A parent of one of my students showed me this math card trick and
asked me for an explanation of why it works. I share this with you
below and ask that you work out the algebra involved in the explanation.
The Trick
Turn the top card of a regular 52 card deck face up.
Begin counting from the face value of the first card, turning cards up from the deck until you have
counted through fourteen (Aces have a face value of "1", Jacks "11", Queens "12", Kings "13").
a. Example: If you turn up a nine for the first card; you would turn over 6 more cards for that pile,
saying "9", "10", "11", "12", "13", "14".
Next, you form three more piles in the same manner. Then turn all four piles face down
Place leftover cards in a discard pile.
Have a student pick up 2 of the piles and put them in the discard pile.
Have a student turn up the top card of one of the piles. After counting the discard pile, you can
tell the students the face value of the top card in the other pile.

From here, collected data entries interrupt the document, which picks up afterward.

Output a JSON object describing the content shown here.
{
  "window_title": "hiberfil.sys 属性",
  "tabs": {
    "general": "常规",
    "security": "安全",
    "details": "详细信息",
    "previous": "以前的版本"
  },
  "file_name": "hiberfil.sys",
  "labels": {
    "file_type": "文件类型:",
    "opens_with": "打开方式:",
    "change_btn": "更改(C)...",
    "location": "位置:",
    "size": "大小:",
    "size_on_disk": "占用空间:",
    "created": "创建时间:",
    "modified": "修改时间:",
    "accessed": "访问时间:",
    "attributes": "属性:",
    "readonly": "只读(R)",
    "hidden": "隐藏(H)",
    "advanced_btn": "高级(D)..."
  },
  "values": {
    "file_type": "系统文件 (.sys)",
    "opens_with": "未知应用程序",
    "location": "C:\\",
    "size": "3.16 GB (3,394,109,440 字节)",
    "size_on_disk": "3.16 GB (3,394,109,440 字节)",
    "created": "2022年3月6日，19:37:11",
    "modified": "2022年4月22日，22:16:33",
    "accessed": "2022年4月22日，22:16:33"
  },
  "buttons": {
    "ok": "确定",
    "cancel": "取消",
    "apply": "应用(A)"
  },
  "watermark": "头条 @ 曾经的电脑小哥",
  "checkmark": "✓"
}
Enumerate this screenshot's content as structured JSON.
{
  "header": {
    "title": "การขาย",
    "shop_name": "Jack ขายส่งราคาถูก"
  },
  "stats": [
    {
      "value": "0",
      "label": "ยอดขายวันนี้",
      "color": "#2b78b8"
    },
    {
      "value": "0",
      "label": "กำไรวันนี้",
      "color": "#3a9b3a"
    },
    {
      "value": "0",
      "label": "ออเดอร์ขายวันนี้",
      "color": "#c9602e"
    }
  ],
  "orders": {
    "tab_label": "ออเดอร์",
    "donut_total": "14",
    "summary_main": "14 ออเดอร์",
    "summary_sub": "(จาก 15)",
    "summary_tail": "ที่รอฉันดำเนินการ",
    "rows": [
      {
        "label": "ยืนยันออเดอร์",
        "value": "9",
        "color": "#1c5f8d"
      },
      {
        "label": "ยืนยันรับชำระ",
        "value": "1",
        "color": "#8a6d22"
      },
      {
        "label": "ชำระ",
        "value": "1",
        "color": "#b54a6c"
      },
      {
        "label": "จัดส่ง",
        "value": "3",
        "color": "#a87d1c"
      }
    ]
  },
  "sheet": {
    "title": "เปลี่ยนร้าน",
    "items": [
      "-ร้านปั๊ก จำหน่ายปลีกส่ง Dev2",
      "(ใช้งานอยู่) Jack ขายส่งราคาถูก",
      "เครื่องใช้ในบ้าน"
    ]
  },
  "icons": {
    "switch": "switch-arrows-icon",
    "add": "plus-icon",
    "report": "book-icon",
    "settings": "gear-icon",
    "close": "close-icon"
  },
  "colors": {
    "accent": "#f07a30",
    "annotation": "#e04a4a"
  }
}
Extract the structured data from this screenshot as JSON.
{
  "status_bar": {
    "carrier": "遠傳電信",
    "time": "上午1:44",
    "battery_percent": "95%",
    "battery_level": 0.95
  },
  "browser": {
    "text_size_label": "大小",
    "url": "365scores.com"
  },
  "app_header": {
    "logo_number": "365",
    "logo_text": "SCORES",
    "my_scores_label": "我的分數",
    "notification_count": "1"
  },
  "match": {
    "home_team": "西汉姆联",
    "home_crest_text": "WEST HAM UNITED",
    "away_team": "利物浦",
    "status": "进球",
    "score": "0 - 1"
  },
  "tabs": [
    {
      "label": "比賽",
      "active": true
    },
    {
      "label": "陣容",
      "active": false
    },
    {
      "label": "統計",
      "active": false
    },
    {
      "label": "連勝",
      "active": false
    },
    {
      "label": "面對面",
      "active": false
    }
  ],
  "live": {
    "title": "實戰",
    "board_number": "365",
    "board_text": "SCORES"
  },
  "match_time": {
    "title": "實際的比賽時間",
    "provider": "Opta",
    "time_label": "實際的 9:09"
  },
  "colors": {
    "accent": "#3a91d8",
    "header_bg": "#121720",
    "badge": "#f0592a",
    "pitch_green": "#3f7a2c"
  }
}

Here is the process you go through to find the face value of the card:
Deal off 22 cards from the discard pile.
Remove the number of cards from the discard pile that corresponds to
the face value of the turned up card.
The number of cards remaining in the discard pile will
equal the face value of the mystery card.
Major Jeff Palumbo and his son discovered an error in my original explanation.

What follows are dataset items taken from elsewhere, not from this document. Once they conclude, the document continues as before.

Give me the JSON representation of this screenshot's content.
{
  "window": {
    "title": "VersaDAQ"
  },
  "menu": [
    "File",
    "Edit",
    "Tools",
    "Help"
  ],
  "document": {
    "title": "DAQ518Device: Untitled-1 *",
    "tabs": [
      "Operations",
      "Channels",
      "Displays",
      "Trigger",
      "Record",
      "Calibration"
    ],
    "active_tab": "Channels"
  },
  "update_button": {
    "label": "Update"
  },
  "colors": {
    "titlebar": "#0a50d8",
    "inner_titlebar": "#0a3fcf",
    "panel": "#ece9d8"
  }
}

Many thanks to them for providing the corrected solution below:
Explanation of the trick
Let x = the face value of the top card on one of the remaining two piles.
Let y = same as above for the second pile.
How many cards are in the x-pile? (Represent this in terms of x and a number)
How many cards are in the y-pile?
Let c = the number of cards in the discard pile (including the removed-and-unused pile).
Then c = 52 - ( _____ + _____ ) from above
So c = 22 + x + y
Now solve this equation for x: x = ________
Now solve the equation in step 7 for y: y = _________
Looking at the equations in #8 and #9, you should see why this trick works.
In #8, if you are looking for the face value of the x-pile,
you would take the discard pile (c), deal off 22 cards,
then deal off the number equal to the face value of the y-pile.
In #9, if you are looking for the face value of the y-pile,
you would take the discard pile (c), then deal off 22 cards,
then deal off the number equal to the face value of the x-pile.